What Quistis doesn't know is that she's my silver lining, too, from the time I was just two-years-old, all the way to now. She's the bright spot shining in all my darkest places, the one always making things better. And that's what makes this so hard. I don't want to make her cry again, I don't want to make her hurt. I don't want to hurt either. I can still feel the emptiness from Zurie, the years-long ache from Rinoa.
Maybe hurt is inevitable. It's a part of life, after all, something that you'll always have to deal with. Something that makes us human. But it isn't always just a means to a painful end, right? Maybe we need to hurt in order to grow, too.
"I love you," I say.
She looks at me again with those blue-grey eyes, smirks, gives me a small nudge. "I love you, too," she says.
"No. Quisty, I think…" I shake my head as I search one last time for an escape route. There aren't any. There's only her, looking at me almost expectantly, as if she knows what I'm about to say next. And I know I need to say it, but it feels impossible to get any air from the stillness of the too-dark room. I feel like I'm drowning, searching for pockets of oxygen and coming up empty.
When the words finally do come out, they surprise me as much as they surprise her.
"I'm in love with you."
Her lips come to part once more, but she says nothing. Still, she holds on with that gravitational gaze, peering directly into me, trying to make sense of it all. Never have I wanted so badly to be able to read her, to know what she's thinking. She's just so opaque, an unconscious SeeD trained to never show her hand, her expression little more than a blank sheet.
I am freaking out. Am I a complete fucking idiot? What if I've just made a huge mistake? God, the thought of losing her comes rushing back, as unbearable as it was only months before, this crushing weight, pressing hard against my chest until I think I hear my ribs crack.
I feel bare in front of her. Here I am at twenty-nine, still at least half a mess, years spent hanging onto rope, wondering if I'm about to go tumbling down into the black once more. Will I survive another fall? I'm already broken in so many ways; there are a myriad of old wounds that never healed right. I wrap my arms around my stomach as if I've already smashed down onto the concrete floor. My insides are falling out, guts spilling away. I try desperately to hold them in place.

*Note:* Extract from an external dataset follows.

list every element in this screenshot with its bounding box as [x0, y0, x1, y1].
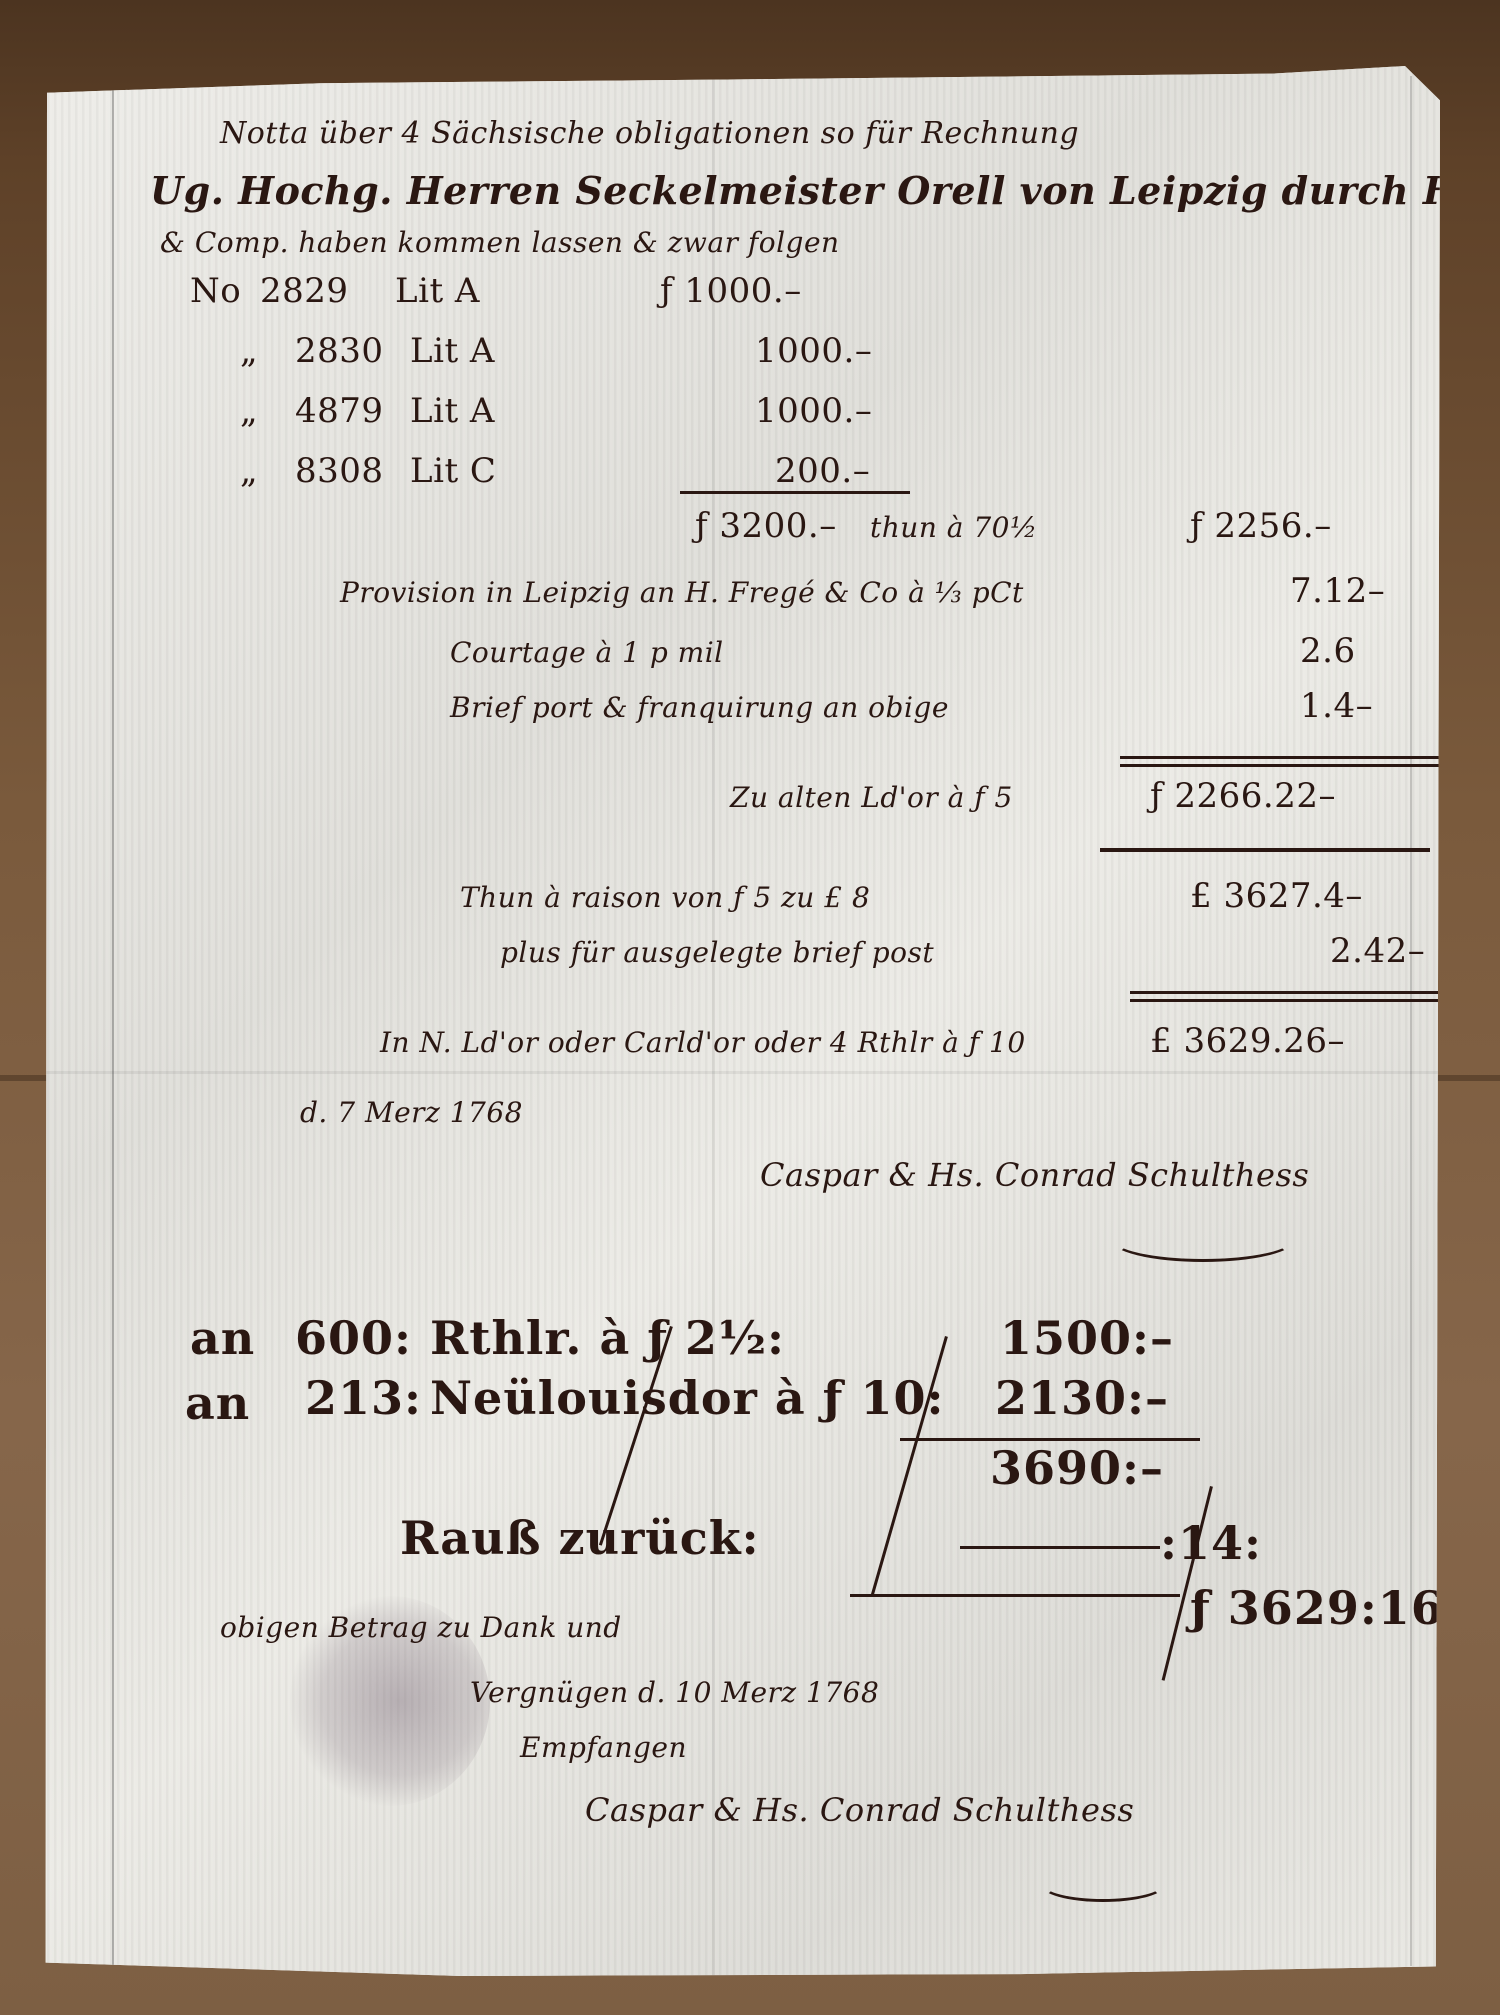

More buzzing. It sounds so distant. I have just enough conscious thought left to tell it's a call. The phone thrums against the coffee table, five rings before it stops. I try to ignore it, but immediately, it starts up again. I wonder if she'll pick it up. She doesn't move. She just continues to stare at me.
Five more rings, a pause, and then again. Fuck. Fuck! I tear my eyes away from Quistis and immediately realize the offending phone is mine. And it's Rinoa. Rinoa? I answer.
"Hey," I say.
"Squall! Why didn't you pick up?" Her voice is shaking. There's loud crying in the background, the sound of road noise. "I need you. It's Harper."
That gets my attention. "What's wrong?"
"She fell and she…" she says. "...oh god." There's a shrill yell of "mommy" from the backseat. I can tell Rinoa's only moments from tears, herself. "It's okay baby, do your best not to worry, alright? It's going to be okay."
I try not to go into a full-blown panic, but my anxiety was already pinned from my fresh confession to Quistis, and now this—hearing Harper's cries, her screams, and listening to Rinoa as she barely holds herself together—has me in a tailspin. Quistis' own expression has become far less opaque; there's fear there now, fear she's drawn from the worry I have written all over my face.
Her hand finds mine once more. I hold it tight.
"Rinoa, what's going on?"
"I'm taking Harper to the hospital. Meet me at Deling General," she says, "and please hurry."